Screen legend David Gulpilil prepares for his impending death
Screen legend David Gulpilil, who walked the world stage and made dozens of films and TV shows over five decades, is now preparing for his impending death.
Screen legend David Gulpilil, who walked the world stage and made dozens of films and TV shows over five decades, is preparing for his impending death.
Gulpilil, who shot to international fame as a child star with his mesmerising first film Walkabout, has strode the red carpet with the likes of Clint Eastwood, Bruce Lee and Marlon Brando.
He has partied with Dennis Hopper and Muhammad Ali, got high with Bob Marley, and dined with the Queen, for whom he also performed one of the ceremonial dances of his Yolgnu culture that first made him a star.
He has made “a lot of films”, including Storm Boy, Australia, the Crocodile Dundee films, The Last Wave, The Tracker, Rabbit Proof Fence, Charlie’s Country and The Proposition.

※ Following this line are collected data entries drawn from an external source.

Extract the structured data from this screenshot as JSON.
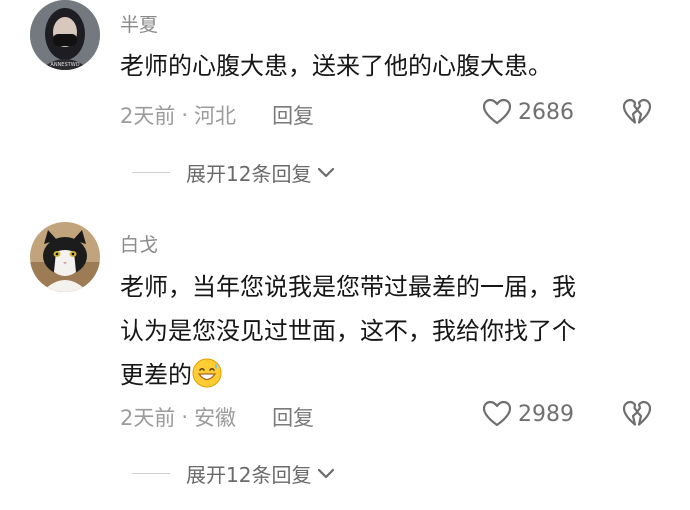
{
  "comments": [
    {
      "username": "半夏",
      "text": "老师的心腹大患，送来了他的心腹大患。",
      "time": "2天前",
      "dot": "·",
      "location": "河北",
      "reply_label": "回复",
      "likes": "2686",
      "expand_label": "展开12条回复",
      "avatar_icon": "woman-masked-avatar",
      "avatar_caption": "ANNESTWO"
    },
    {
      "username": "白戈",
      "text_line1": "老师，当年您说我是您带过最差的一届，我",
      "text_line2": "认为是您没见过世面，这不，我给你找了个",
      "text_line3": "更差的",
      "emoji": "grinning-sweat-emoji",
      "time": "2天前",
      "dot": "·",
      "location": "安徽",
      "reply_label": "回复",
      "likes": "2989",
      "expand_label": "展开12条回复",
      "avatar_icon": "cat-avatar"
    }
  ],
  "colors": {
    "text": "#161616",
    "meta": "#9b9b9b",
    "username": "#8a8a8a"
  }
}
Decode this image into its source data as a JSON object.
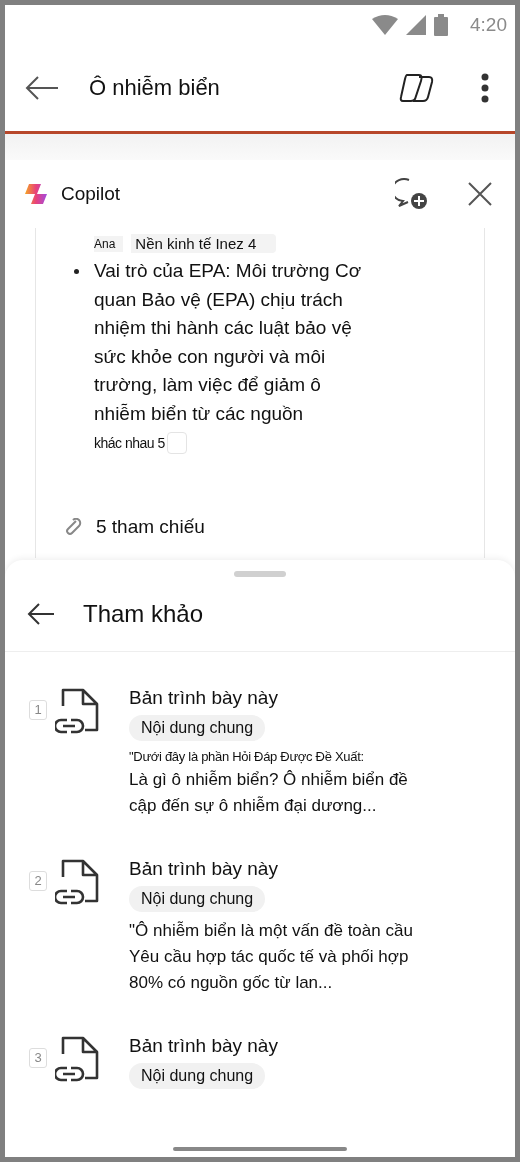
{
  "status_bar": {
    "time": "4:20"
  },
  "app_bar": {
    "title": "Ô nhiễm biển"
  },
  "copilot": {
    "title": "Copilot",
    "chat": {
      "author": "Ana",
      "citation_tail": "Nền kinh tế Inez 4",
      "bullet": "Vai trò của EPA: Môi trường Cơ quan Bảo vệ (EPA) chịu trách nhiệm thi hành các luật bảo vệ sức khỏe con người và môi trường, làm việc để giảm ô nhiễm biển từ các nguồn",
      "bullet_tail": "khác nhau 5",
      "references_link": "5 tham chiếu"
    }
  },
  "references_sheet": {
    "title": "Tham khảo",
    "items": [
      {
        "number": "1",
        "title": "Bản trình bày này",
        "tag": "Nội dung chung",
        "quote_intro": "\"Dưới đây là phần Hỏi Đáp Được Đề Xuất:",
        "quote": "Là gì ô nhiễm biển? Ô nhiễm biển đề cập đến sự ô nhiễm đại dương..."
      },
      {
        "number": "2",
        "title": "Bản trình bày này",
        "tag": "Nội dung chung",
        "quote": "\"Ô nhiễm biển là một vấn đề toàn cầu Yêu cầu hợp tác quốc tế và phối hợp 80% có nguồn gốc từ lan..."
      },
      {
        "number": "3",
        "title": "Bản trình bày này",
        "tag": "Nội dung chung"
      }
    ]
  }
}
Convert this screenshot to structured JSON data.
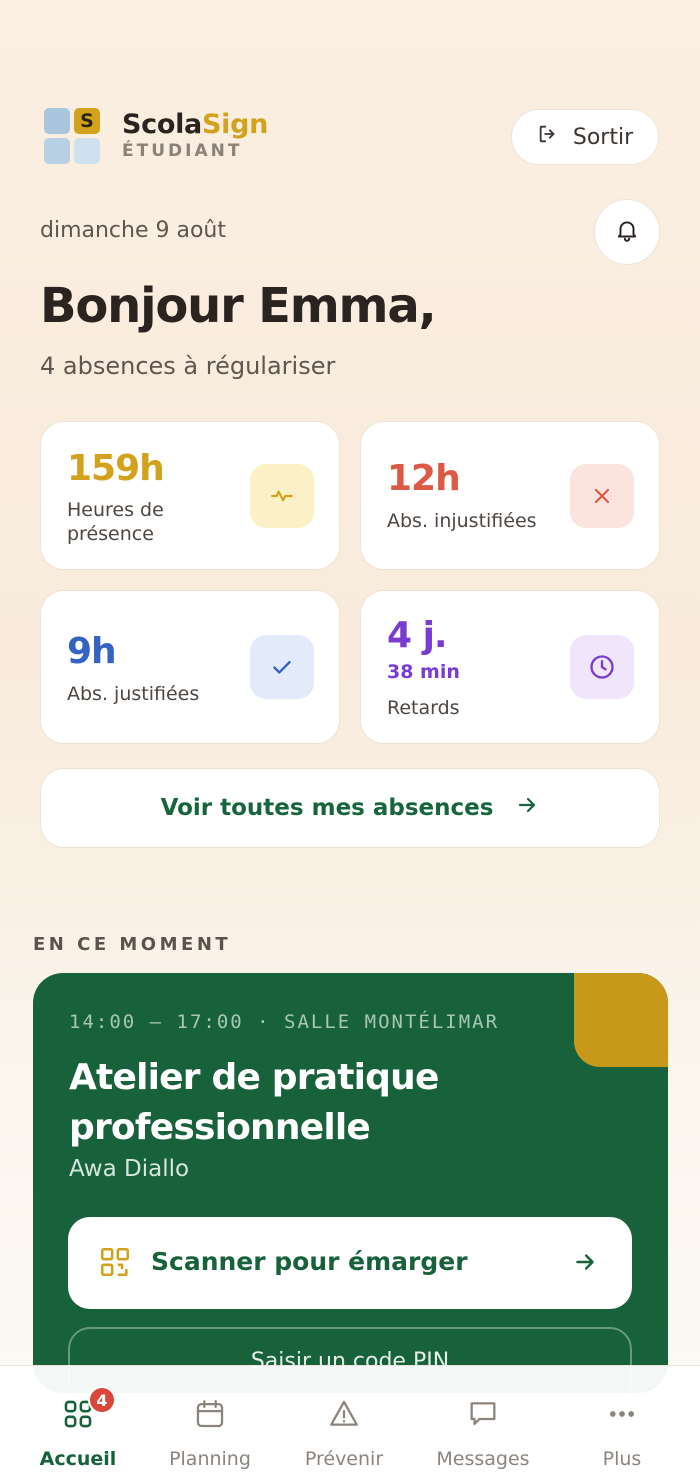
{
  "brand": {
    "name_part1": "Scola",
    "name_part2": "Sign",
    "logo_letter": "S",
    "subtitle": "ÉTUDIANT"
  },
  "header": {
    "logout_label": "Sortir"
  },
  "greeting": {
    "date": "dimanche 9 août",
    "title": "Bonjour Emma,",
    "subtitle": "4 absences à régulariser"
  },
  "stats": [
    {
      "value": "159h",
      "label": "Heures de présence",
      "icon": "pulse-icon",
      "color": "#d3a21d",
      "icon_bg": "#fcf0c6"
    },
    {
      "value": "12h",
      "label": "Abs. injustifiées",
      "icon": "close-icon",
      "color": "#dc5a44",
      "icon_bg": "#fbe3de"
    },
    {
      "value": "9h",
      "label": "Abs. justifiées",
      "icon": "check-icon",
      "color": "#3463c4",
      "icon_bg": "#e3ebfa"
    },
    {
      "value": "4 j.",
      "sub": "38 min",
      "label": "Retards",
      "icon": "clock-icon",
      "color": "#7a3bd2",
      "icon_bg": "#efe6fb"
    }
  ],
  "all_absences_label": "Voir toutes mes absences",
  "current": {
    "section_title": "EN CE MOMENT",
    "time": "14:00 — 17:00 · SALLE MONTÉLIMAR",
    "title": "Atelier de pratique professionnelle",
    "teacher": "Awa Diallo",
    "scan_label": "Scanner pour émarger",
    "pin_label": "Saisir un code PIN"
  },
  "nav": {
    "items": [
      {
        "label": "Accueil",
        "icon": "grid-icon",
        "active": true,
        "badge": "4"
      },
      {
        "label": "Planning",
        "icon": "calendar-icon"
      },
      {
        "label": "Prévenir",
        "icon": "warning-icon"
      },
      {
        "label": "Messages",
        "icon": "message-icon"
      },
      {
        "label": "Plus",
        "icon": "more-icon"
      }
    ]
  },
  "colors": {
    "primary_green": "#17613b",
    "accent_gold": "#d3a21d",
    "badge_red": "#d9473a"
  }
}
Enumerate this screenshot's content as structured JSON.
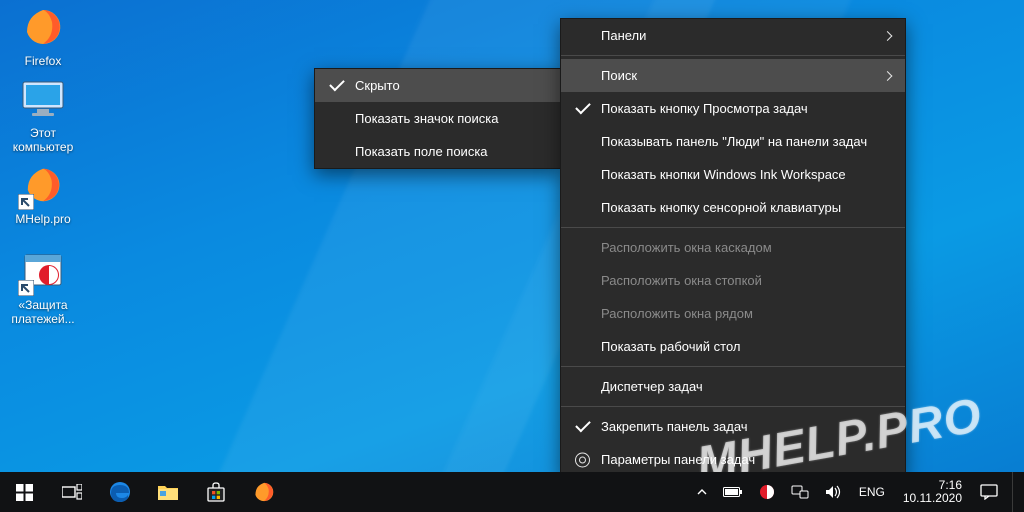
{
  "desktop": {
    "icons": [
      {
        "name": "firefox",
        "label": "Firefox"
      },
      {
        "name": "this-pc",
        "label": "Этот\nкомпьютер"
      },
      {
        "name": "mhelp",
        "label": "MHelp.pro"
      },
      {
        "name": "payments",
        "label": "«Защита\nплатежей..."
      }
    ]
  },
  "submenu": {
    "items": [
      {
        "label": "Скрыто",
        "checked": true,
        "hover": true
      },
      {
        "label": "Показать значок поиска"
      },
      {
        "label": "Показать поле поиска"
      }
    ]
  },
  "menu": {
    "items": [
      {
        "label": "Панели",
        "submenu": true
      },
      {
        "sep": true
      },
      {
        "label": "Поиск",
        "submenu": true,
        "hover": true
      },
      {
        "label": "Показать кнопку Просмотра задач",
        "checked": true
      },
      {
        "label": "Показывать панель \"Люди\" на панели задач"
      },
      {
        "label": "Показать кнопки Windows Ink Workspace"
      },
      {
        "label": "Показать кнопку сенсорной клавиатуры"
      },
      {
        "sep": true
      },
      {
        "label": "Расположить окна каскадом",
        "disabled": true
      },
      {
        "label": "Расположить окна стопкой",
        "disabled": true
      },
      {
        "label": "Расположить окна рядом",
        "disabled": true
      },
      {
        "label": "Показать рабочий стол"
      },
      {
        "sep": true
      },
      {
        "label": "Диспетчер задач"
      },
      {
        "sep": true
      },
      {
        "label": "Закрепить панель задач",
        "checked": true
      },
      {
        "label": "Параметры панели задач",
        "gear": true
      }
    ]
  },
  "tray": {
    "lang": "ENG",
    "time": "7:16",
    "date": "10.11.2020"
  },
  "watermark": "MHELP.PRO"
}
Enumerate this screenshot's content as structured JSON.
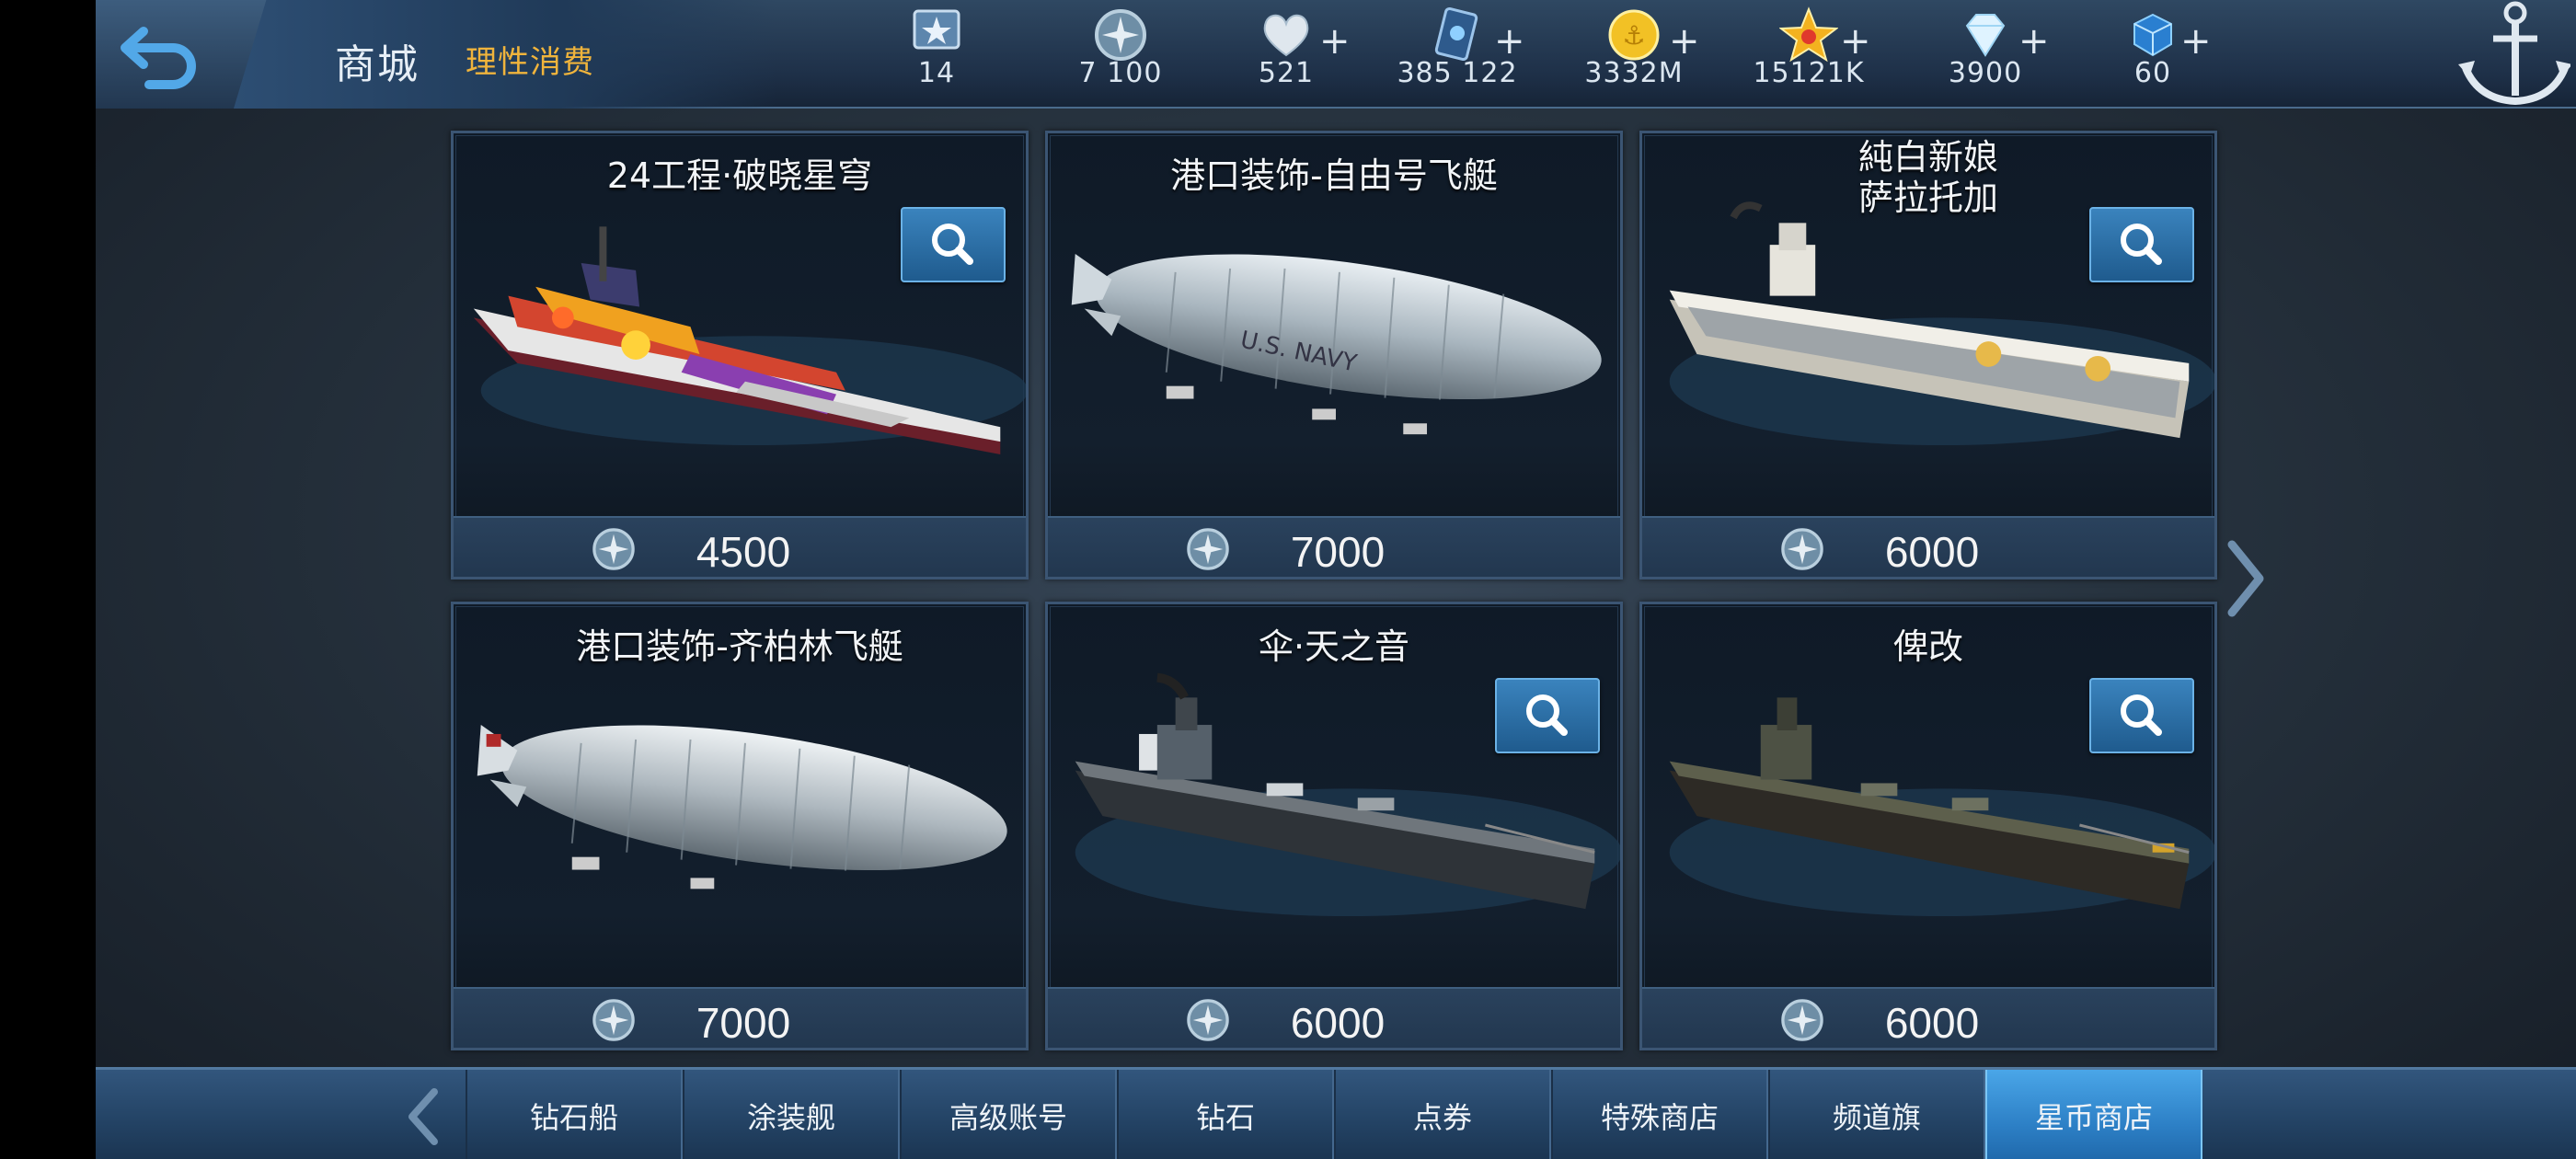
{
  "header": {
    "title": "商城",
    "subtitle": "理性消费"
  },
  "resources": [
    {
      "icon": "rank-badge-icon",
      "value": "14",
      "has_plus": false
    },
    {
      "icon": "star-coin-icon",
      "value": "7 100",
      "has_plus": false
    },
    {
      "icon": "heart-icon",
      "value": "521",
      "has_plus": true
    },
    {
      "icon": "card-icon",
      "value": "385 122",
      "has_plus": true
    },
    {
      "icon": "gold-coin-icon",
      "value": "3332M",
      "has_plus": true
    },
    {
      "icon": "gold-star-icon",
      "value": "15121K",
      "has_plus": true
    },
    {
      "icon": "diamond-icon",
      "value": "3900",
      "has_plus": true
    },
    {
      "icon": "blue-cube-icon",
      "value": "60",
      "has_plus": true
    }
  ],
  "items": [
    {
      "name": "24工程·破晓星穹",
      "price": "4500",
      "art": "ship-colorful",
      "has_zoom": true
    },
    {
      "name": "港口装饰-自由号飞艇",
      "price": "7000",
      "art": "airship-navy",
      "has_zoom": false
    },
    {
      "name": "純白新娘\n萨拉托加",
      "price": "6000",
      "art": "carrier-white",
      "has_zoom": true
    },
    {
      "name": "港口装饰-齐柏林飞艇",
      "price": "7000",
      "art": "airship-zeppelin",
      "has_zoom": false
    },
    {
      "name": "伞·天之音",
      "price": "6000",
      "art": "battleship-camo",
      "has_zoom": true
    },
    {
      "name": "俾改",
      "price": "6000",
      "art": "battleship-green",
      "has_zoom": true
    }
  ],
  "tabs": [
    {
      "label": "钻石船",
      "active": false
    },
    {
      "label": "涂装舰",
      "active": false
    },
    {
      "label": "高级账号",
      "active": false
    },
    {
      "label": "钻石",
      "active": false
    },
    {
      "label": "点券",
      "active": false
    },
    {
      "label": "特殊商店",
      "active": false
    },
    {
      "label": "频道旗",
      "active": false
    },
    {
      "label": "星币商店",
      "active": true
    }
  ],
  "colors": {
    "accent_orange": "#f0b43c",
    "active_tab": "#3a93d8",
    "panel_border": "#3b5573"
  }
}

Now, as he told the landmark documentary about his life My Name isGulpilil, he has stage four lung cancer and emphysema and “we have to prepare for my funeral”.
“I’ve stopped chemo, not working. I have been smoking all my life … cigarettes, ganja, too much tobacco I’ve been smoking,” he said.
“I’m crying inside for my father, I will return to my country, I will lay down in his soil.
“My spirit will return back to my country.
“I was born a Mandjalpingu man … Gulpilil, my name means kingfisher, that’s my totem.
“My name is in the fish, in the tree, in the sky, in the stars.
“I’m not scared, but I’m sorry there’s nothing I can (do to) make myself stronger.”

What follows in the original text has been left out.